Raphc a écrit :
mollotof a écrit :
on va bien voir ce qu'ils decideront apres le matraquage mediatique en faveur de l'UE, "experts" en tous genre qui viendront leur expliquer que "there's no alternative", chroniquers de tous poils pro-européens...(ceux qui ont connu Maastricht et/ou le referedum sur le TCE me comprendront...
L'europe n'est pas qu'une histoire de pognon.
Je suis moi toujours impressionné par les mecs qui ont construit l'europe au lendemain de la seconde guerre. Ceux qui plutôt que d'attendre la prochaine ont décidé de chercher un moyen d'éviter de se foutre sur la gueule tout de suite. Je bosse toute la journée avec des gens dont les passeports ne leur permettent pas de se déplacer (sans parler des palestiniens), ou dont le pays est trop en guerre, trop instable, ou trop pauvre (souvent en raison des deux premiers arguments) pour y vivre. Donc avant de chier trop sur l'Europe comme le font les anglais (qui se sont bien nourris sur la bete aussi) essayez une perspective un peu plus large (c'est facile si vous essayez).
Je suis largement en phase avec ça.
Pour autant, je trouve bien dommage que cette construction fasse singulièrement l'impasse sur un aspect essentiel: la volonté de "vivre en commun". On est dans ce truc via des instiututions minimum qui abordent l'économique et le social sous un angle purement technique (traités, règlements, normes, etc...) en intégrant implicitement l'idée que le politique ira de soi. Il y a peu de chances pour que ça débouche sur autre chose qu'une vague adhésion par procuration des peuples, sans projection collective, sans amlbiton collective. Les "racines chrétiennes" et tout le bazar qui va avec constituent un référentiel aussi artificiel qu'historiquement contestable: si ce truc était le vrai siment identitaire, alors l'Europe en tant que communauté de peuples unie existerait depuis la nuit des temps.

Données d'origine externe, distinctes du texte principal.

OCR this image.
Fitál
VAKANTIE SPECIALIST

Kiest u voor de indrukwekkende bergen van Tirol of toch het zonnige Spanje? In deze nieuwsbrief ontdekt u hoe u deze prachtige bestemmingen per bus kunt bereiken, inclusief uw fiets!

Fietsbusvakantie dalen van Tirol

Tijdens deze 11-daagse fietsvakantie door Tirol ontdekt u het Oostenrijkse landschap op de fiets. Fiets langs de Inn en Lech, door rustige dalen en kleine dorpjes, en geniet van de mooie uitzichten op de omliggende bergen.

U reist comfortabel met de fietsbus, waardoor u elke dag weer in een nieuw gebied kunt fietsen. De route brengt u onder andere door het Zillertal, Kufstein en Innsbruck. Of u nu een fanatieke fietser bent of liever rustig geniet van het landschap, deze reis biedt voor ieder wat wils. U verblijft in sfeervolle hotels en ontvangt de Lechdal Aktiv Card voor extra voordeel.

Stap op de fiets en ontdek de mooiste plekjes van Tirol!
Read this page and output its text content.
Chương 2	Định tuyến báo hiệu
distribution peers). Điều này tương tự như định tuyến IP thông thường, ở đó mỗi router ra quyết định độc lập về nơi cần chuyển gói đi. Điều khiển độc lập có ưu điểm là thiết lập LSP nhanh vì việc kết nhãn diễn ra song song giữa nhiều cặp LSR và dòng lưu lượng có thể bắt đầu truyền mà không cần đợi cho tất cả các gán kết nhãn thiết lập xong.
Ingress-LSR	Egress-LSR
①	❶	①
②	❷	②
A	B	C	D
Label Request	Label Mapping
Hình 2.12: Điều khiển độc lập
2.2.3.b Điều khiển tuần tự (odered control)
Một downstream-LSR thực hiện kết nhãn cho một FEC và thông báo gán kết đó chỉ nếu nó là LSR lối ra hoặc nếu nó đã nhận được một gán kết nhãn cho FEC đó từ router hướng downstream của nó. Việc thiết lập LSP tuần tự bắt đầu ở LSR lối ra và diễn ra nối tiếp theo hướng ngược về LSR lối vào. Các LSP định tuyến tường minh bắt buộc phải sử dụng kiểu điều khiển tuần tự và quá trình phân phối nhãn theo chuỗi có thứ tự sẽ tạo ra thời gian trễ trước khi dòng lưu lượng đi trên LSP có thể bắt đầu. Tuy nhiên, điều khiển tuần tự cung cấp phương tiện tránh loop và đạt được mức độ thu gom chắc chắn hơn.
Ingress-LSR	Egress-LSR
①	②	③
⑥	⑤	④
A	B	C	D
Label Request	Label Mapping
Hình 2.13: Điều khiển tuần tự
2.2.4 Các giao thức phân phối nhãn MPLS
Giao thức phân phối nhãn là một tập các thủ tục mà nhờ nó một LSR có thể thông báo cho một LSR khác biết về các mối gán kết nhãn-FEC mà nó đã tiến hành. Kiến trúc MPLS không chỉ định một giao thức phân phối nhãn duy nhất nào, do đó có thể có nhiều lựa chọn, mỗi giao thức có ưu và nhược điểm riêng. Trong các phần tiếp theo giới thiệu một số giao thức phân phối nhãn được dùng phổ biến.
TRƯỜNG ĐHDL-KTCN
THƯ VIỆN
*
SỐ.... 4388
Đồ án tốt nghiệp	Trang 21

Non le truc doit être concret, ancré dans les réalités présentes: qu'et-ce qui fait qu'un français, un allemand, un slovène, un crotae, un irlandais, etc... ont envie de se dissoudre ensemble dans un truc plus vaste qui les dépasse et qu'ils reconnaissent par dessus tout ? Même si c'est un cliché éculé, pourquoi le truc a fonctiooné en Amérique du nord, pourquoi ça ne prend pas ici ? Je n'ai pas de réponse, je suis juste décu, frustré, attaché par idéal à un truc qui n'existe pas, en tout cas pas encore. Je choisis quand même de croire à ce concept qui n'a pas tenu ses promesses, par acquit de conscience et dans le bénéfice du doute.